Qu’est-ce qu’une particule (ultra)fine ?

Les particules fines – abréviées PM pour “Particulate Matter”, en anglais – sont de très petites molécules, solides ou liquides, qui circulent dans l’air que nous respirons. Elles sont classées en plusieurs catégories selon leur diamètre ; des « grosses » particules (ou PM 10) aux nanoparticules, en passant par les particules fines (ou PM 2.5) et les particules ultrafines (ou PM 0.1).

Plus les particules sont petites, plus leur masse est faible et plus leur durée de vie dans l’atmosphère est longue. Les particules ultrafines, au diamètre 500 à 700 fois plus petit que celui d’un cheveu, possèdent donc un temps de résidence et une capacité de dispersion dans l’atmosphère accrue par rapport aux particules de plus grande taille. Leur transport dans l’atmosphère est affecté par leur taille, mais aussi par les conditions environnementales telles que le vent, les variations de température, l’humidité, les précipitations, … 1 Le nombre de PM 0.1 présentes dans l’air diminue rapidement car celles-ci s’amalgament en particules plus grosses ou se dispersent très rapidement.

Le rapport surface/masse des particules ultrafines est plus élevé que celui des particules de taille plus importante. Ce qui permet aux PUFs de retenir davantage les polluants toxiques comme les gaz ou d’autres éléments potentiellement nocifs. Parmi ces composés nocifs, on retrouve différents composés chimiques et minéraux tels que des sulfates, des nitrates, des métaux lourds, du carbone élémentaire (Black Carbon) et organique.

La très petite taille des PUFs et leur poids infime fait qu’elles sont dominantes en nombre mais qu’elles contribuent peu à la masse. Jusqu’à présent, la législation européenne (voir plus bas) se base sur la masse des particules pour en déterminer les limites. Les PUFs sont donc aux abonnés absents dans les normes et directives européennes.

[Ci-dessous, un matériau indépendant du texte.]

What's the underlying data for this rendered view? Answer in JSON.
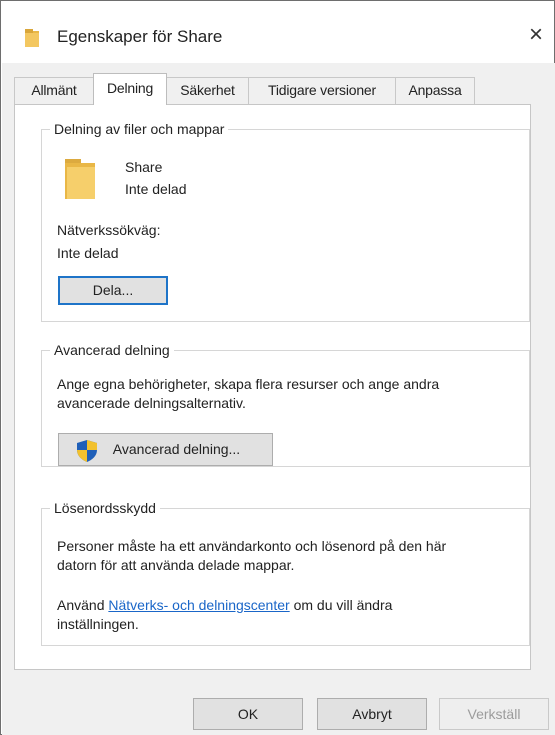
{
  "window": {
    "title": "Egenskaper för Share",
    "close_glyph": "×",
    "icon": "folder-icon"
  },
  "tabs": [
    {
      "label": "Allmänt",
      "active": false
    },
    {
      "label": "Delning",
      "active": true
    },
    {
      "label": "Säkerhet",
      "active": false
    },
    {
      "label": "Tidigare versioner",
      "active": false
    },
    {
      "label": "Anpassa",
      "active": false
    }
  ],
  "sharing": {
    "group_title": "Delning av filer och mappar",
    "folder_name": "Share",
    "folder_status": "Inte delad",
    "network_path_label": "Nätverkssökväg:",
    "network_path_value": "Inte delad",
    "share_button": "Dela..."
  },
  "advanced": {
    "group_title": "Avancerad delning",
    "description_line1": "Ange egna behörigheter, skapa flera resurser och ange andra",
    "description_line2": "avancerade delningsalternativ.",
    "button": "Avancerad delning..."
  },
  "password": {
    "group_title": "Lösenordsskydd",
    "description_line1": "Personer måste ha ett användarkonto och lösenord på den här",
    "description_line2": "datorn för att använda delade mappar.",
    "use_prefix": "Använd ",
    "link_text": "Nätverks- och delningscenter",
    "use_suffix": " om du vill ändra",
    "use_line2": "inställningen."
  },
  "footer": {
    "ok": "OK",
    "cancel": "Avbryt",
    "apply": "Verkställ"
  },
  "colors": {
    "accent": "#1e74c8",
    "link": "#1a66c8",
    "folder": "#f3c760",
    "shield_blue": "#1f5fb8",
    "shield_yellow": "#f2c12e"
  }
}
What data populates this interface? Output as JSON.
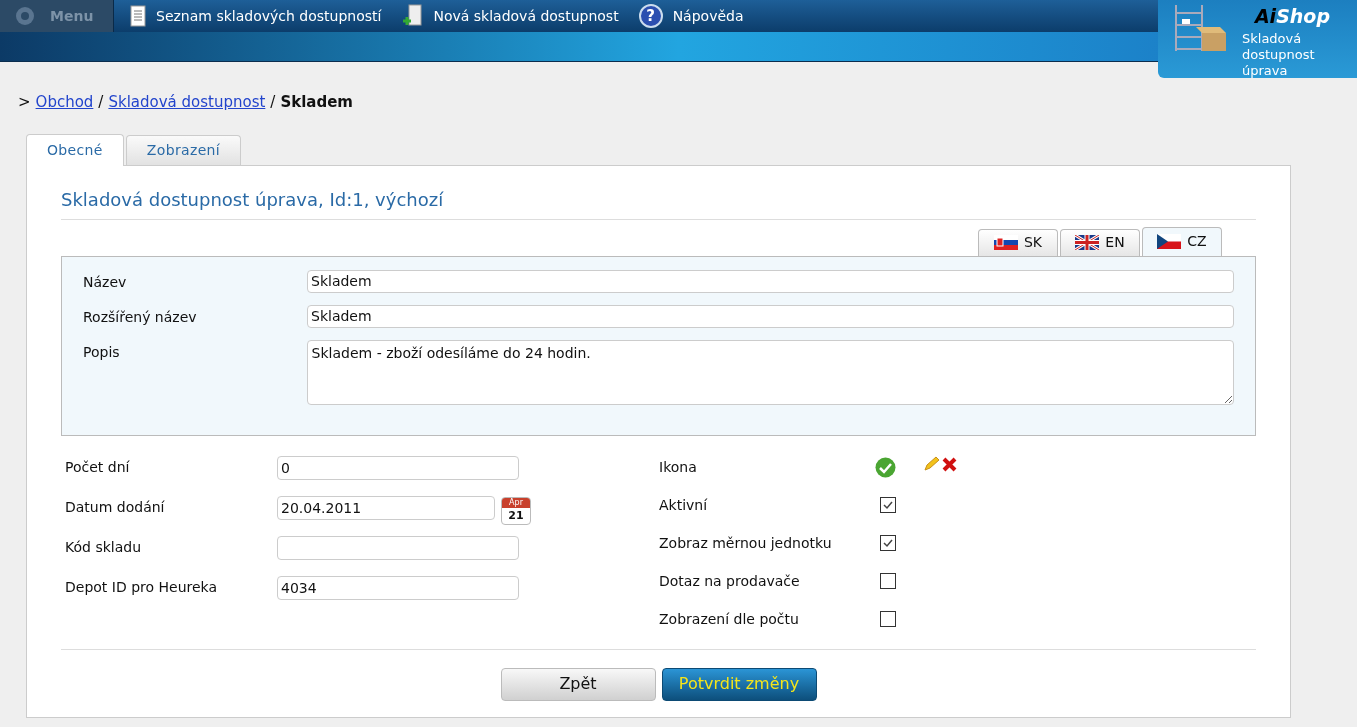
{
  "menu": {
    "label": "Menu"
  },
  "nav_items": [
    {
      "kind": "list",
      "label": "Seznam skladových dostupností"
    },
    {
      "kind": "new",
      "label": "Nová skladová dostupnost"
    },
    {
      "kind": "help",
      "label": "Nápověda",
      "icon_glyph": "?"
    }
  ],
  "badge": {
    "brand_a": "Ai",
    "brand_b": "Shop",
    "caption": "Skladová dostupnost úprava"
  },
  "breadcrumb": [
    {
      "kind": "separator",
      "text": ">"
    },
    {
      "kind": "link",
      "text": "Obchod"
    },
    {
      "kind": "separator",
      "text": "/"
    },
    {
      "kind": "link",
      "text": "Skladová dostupnost"
    },
    {
      "kind": "separator",
      "text": "/"
    },
    {
      "kind": "current",
      "text": "Skladem"
    }
  ],
  "tabs": [
    {
      "label": "Obecné",
      "selected": true
    },
    {
      "label": "Zobrazení",
      "selected": false
    }
  ],
  "heading": "Skladová dostupnost úprava, Id:1, výchozí",
  "language_tabs": [
    {
      "code": "SK",
      "kind": "sk",
      "selected": false
    },
    {
      "code": "EN",
      "kind": "gb",
      "selected": false
    },
    {
      "code": "CZ",
      "kind": "cz",
      "selected": true
    }
  ],
  "localized_fields": [
    {
      "label": "Název",
      "value": "Skladem",
      "kind": "input"
    },
    {
      "label": "Rozšířený název",
      "value": "Skladem",
      "kind": "input"
    },
    {
      "label": "Popis",
      "value": "Skladem - zboží odesíláme do 24 hodin.",
      "kind": "textarea"
    }
  ],
  "left_fields": [
    {
      "label": "Počet dní",
      "value": "0",
      "kind": "text"
    },
    {
      "label": "Datum dodání",
      "value": "20.04.2011",
      "kind": "date",
      "calendar_month": "Apr",
      "calendar_day": "21"
    },
    {
      "label": "Kód skladu",
      "kind": "text"
    },
    {
      "label": "Depot ID pro Heureka",
      "value": "4034",
      "kind": "text"
    }
  ],
  "right_fields": [
    {
      "label": "Ikona",
      "kind": "icon"
    },
    {
      "label": "Aktivní",
      "kind": "checkbox",
      "checked": true
    },
    {
      "label": "Zobraz měrnou jednotku",
      "kind": "checkbox",
      "checked": true
    },
    {
      "label": "Dotaz na prodavače",
      "kind": "checkbox",
      "checked": false
    },
    {
      "label": "Zobrazení dle počtu",
      "kind": "checkbox",
      "checked": false
    }
  ],
  "buttons": [
    {
      "label": "Zpět",
      "kind": "secondary"
    },
    {
      "label": "Potvrdit změny",
      "kind": "primary"
    }
  ]
}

Ces différentes caractéristiques confèrent aux particules ultrafines un caractère encore plus pernicieux que celui de leurs grandes sœurs. Alors que les PM 2.5 et 10 s’arrêtent aux poumons – provoquant déjà bronchite, asthme, réactions inflammatoires, affections cardio-vasculaires, cancers, etc. – la très petite taille des PUFs leur permet de s’immiscer jusque dans le système sanguin et ainsi, d’atteindre les différents organes. Elles représentent donc une menace importante pour la santé humaine, surtout dans les grandes villes où les seuils de pollution sont souvent dépassés.

D’où viennent-elles ?

Les particules fines peuvent résulter de processus naturels tels que les feux de forêt, les éruptions volcaniques, les aérosols marins, l’érosion des sols, etc. Ou des processus de combustion liés à l’activité humaine : gaz, charbon, hydrocarbures, biomasse, etc. Combustibles utilisés dans l’industrie (centrales électriques, incinérateurs, etc.), le transport routier, maritime et aérien, et le chauffage domestique. Pour ce type de particules, nous parlerons de particules primaires.

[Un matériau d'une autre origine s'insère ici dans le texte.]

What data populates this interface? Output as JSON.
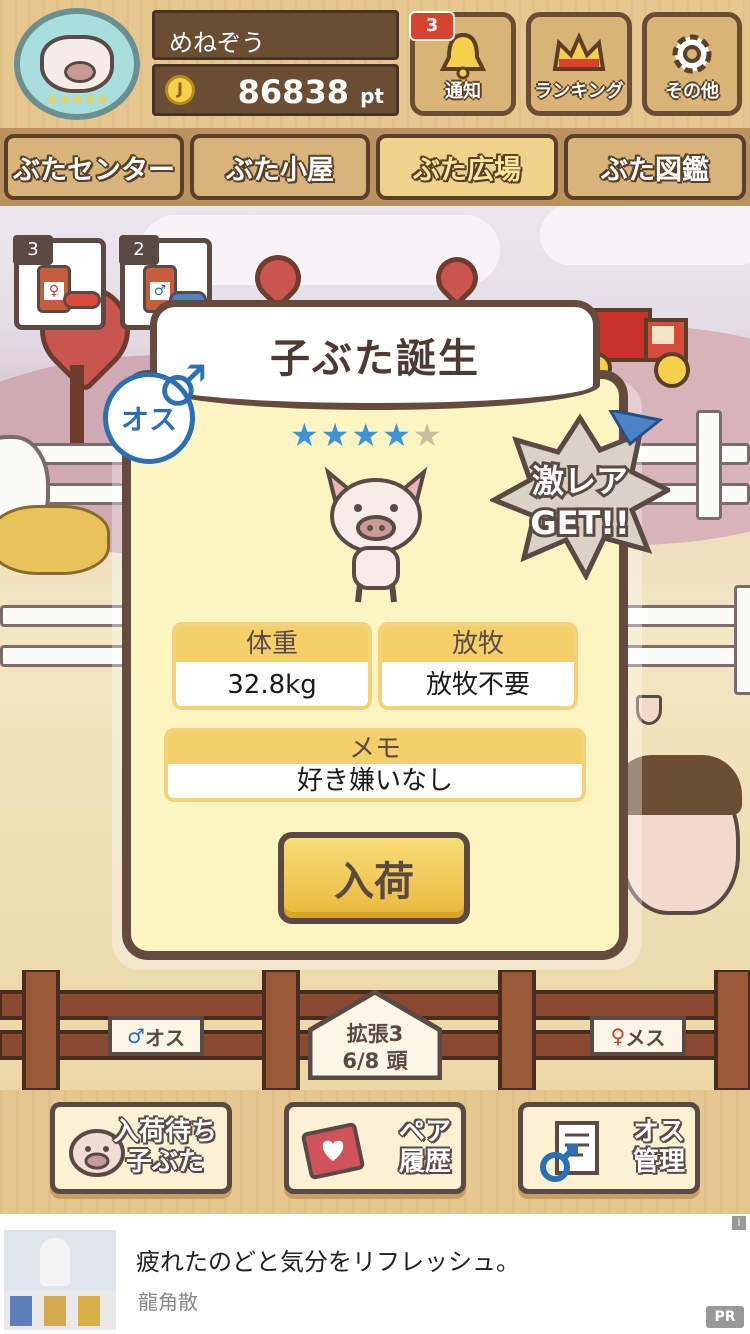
{
  "header": {
    "username": "めねぞう",
    "coin_symbol": "J",
    "points": "86838",
    "points_unit": "pt",
    "notification_count": "3",
    "buttons": {
      "notify": "通知",
      "ranking": "ランキング",
      "other": "その他"
    },
    "avatar_stars": "★★★★★"
  },
  "tabs": [
    {
      "label": "ぶたセンター",
      "active": false
    },
    {
      "label": "ぶた小屋",
      "active": false
    },
    {
      "label": "ぶた広場",
      "active": true
    },
    {
      "label": "ぶた図鑑",
      "active": false
    }
  ],
  "items": [
    {
      "count": "3",
      "symbol": "♀"
    },
    {
      "count": "2",
      "symbol": "♂"
    }
  ],
  "modal": {
    "title": "子ぶた誕生",
    "sex_label": "オス",
    "sex_symbol": "♂",
    "stars_on": "★★★★",
    "stars_off": "★",
    "rarity_rating": 4,
    "rarity_max": 5,
    "rare_badge_line1": "激レア",
    "rare_badge_line2": "GET!!",
    "weight_label": "体重",
    "weight_value": "32.8kg",
    "graze_label": "放牧",
    "graze_value": "放牧不要",
    "memo_label": "メモ",
    "memo_value": "好き嫌いなし",
    "action_label": "入荷"
  },
  "fence": {
    "male_symbol": "♂",
    "male_label": "オス",
    "female_symbol": "♀",
    "female_label": "メス",
    "expansion": "拡張3",
    "capacity": "6/8 頭"
  },
  "bottom_bar": {
    "waiting_line1": "入荷待ち",
    "waiting_line2": "子ぶた",
    "pair_line1": "ペア",
    "pair_line2": "履歴",
    "male_mgmt_line1": "オス",
    "male_mgmt_line2": "管理"
  },
  "ad": {
    "title": "疲れたのどと気分をリフレッシュ。",
    "advertiser": "龍角散",
    "pr_label": "PR",
    "info_label": "i"
  },
  "colors": {
    "male_blue": "#2b6fb6",
    "female_red": "#d33a2c",
    "wood_dark": "#5b4a44",
    "panel_cream": "#fdf5c1",
    "label_gold": "#f4d06a",
    "star_blue": "#3d93d8"
  }
}
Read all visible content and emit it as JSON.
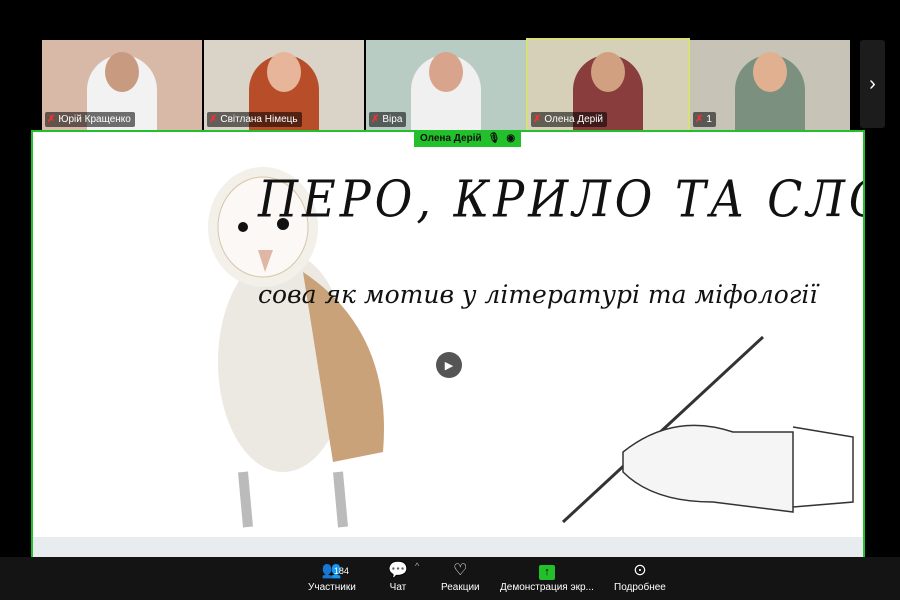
{
  "participants": [
    {
      "name": "Юрій Кращенко",
      "bg": "#d8b9a8",
      "skin": "#c89a80",
      "cloth": "#f2f2f2"
    },
    {
      "name": "Світлана Німець",
      "bg": "#d9d3c8",
      "skin": "#e7b59a",
      "cloth": "#b84d2a"
    },
    {
      "name": "Віра",
      "bg": "#b9ccc4",
      "skin": "#d9a48c",
      "cloth": "#f0f0f0"
    },
    {
      "name": "Олена Дерій",
      "bg": "#d6d0b8",
      "skin": "#d0a080",
      "cloth": "#8a3d3d"
    },
    {
      "name": "1",
      "bg": "#c7c4b7",
      "skin": "#e0b090",
      "cloth": "#7c9080"
    }
  ],
  "active_speaker": "Олена Дерій",
  "slide": {
    "title": "ПЕРО, КРИЛО ТА СЛОВО",
    "subtitle": "сова як мотив у літературі та міфології"
  },
  "toolbar": {
    "participants": {
      "label": "Участники",
      "count": "184"
    },
    "chat": {
      "label": "Чат"
    },
    "reactions": {
      "label": "Реакции"
    },
    "share": {
      "label": "Демонстрация экр..."
    },
    "more": {
      "label": "Подробнее"
    }
  },
  "colors": {
    "accent": "#22c02a"
  }
}
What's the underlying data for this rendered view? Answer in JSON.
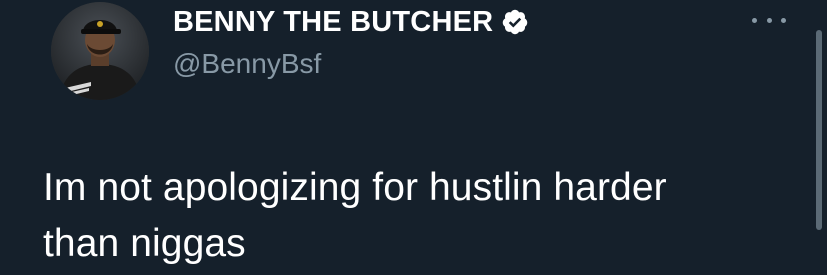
{
  "tweet": {
    "display_name": "BENNY THE BUTCHER",
    "handle": "@BennyBsf",
    "text_line1": "Im not apologizing for hustlin harder",
    "text_line2": "than niggas",
    "verified": true
  },
  "icons": {
    "verified": "verified-badge-icon",
    "more": "more-options-icon"
  },
  "colors": {
    "background": "#15202b",
    "primary_text": "#ffffff",
    "secondary_text": "#8899a6",
    "verified_badge": "#ffffff"
  }
}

Quant aux particules secondaires, elles sont le fruit de réactions chimiques entre plusieurs gaz comme les composés organiques volatils (COVs), l’ammoniac (NH3), l’acide nitrique (HNO3) et les dérivés soufrés liés aux émissions de dioxyde de soufre (SO2) dans des conditions météorologiques spécifiques 2. C’est dans cette catégorie que nous retrouvons les particules ultrafines.

En ville : le trafic automobile, premier responsable de la mauvaise qualité de l’air

Le transport routier est à l’origine de l’émission de nombreux polluants atmosphériques. Les gaz d’échappement résultant de la combustion de carburant (essence et diesel) vont produire du mono- et di- oxyde de carbone (CO et CO2), des oxydes d’azote (NOx), des particules fines et ultrafines, etc. Il engendre également des particules issues de l’usure des pneus et des plaquettes de frein, ainsi que de la chaussée (« Non-exhaust particles » ou particules dites « hors échappement ») 3. À celles-ci s’ajoutent les particules remise en suspension, c’est-à-dire les dépôts de particules sur les routes qui reprennent leur envol après le passage d’un véhicule.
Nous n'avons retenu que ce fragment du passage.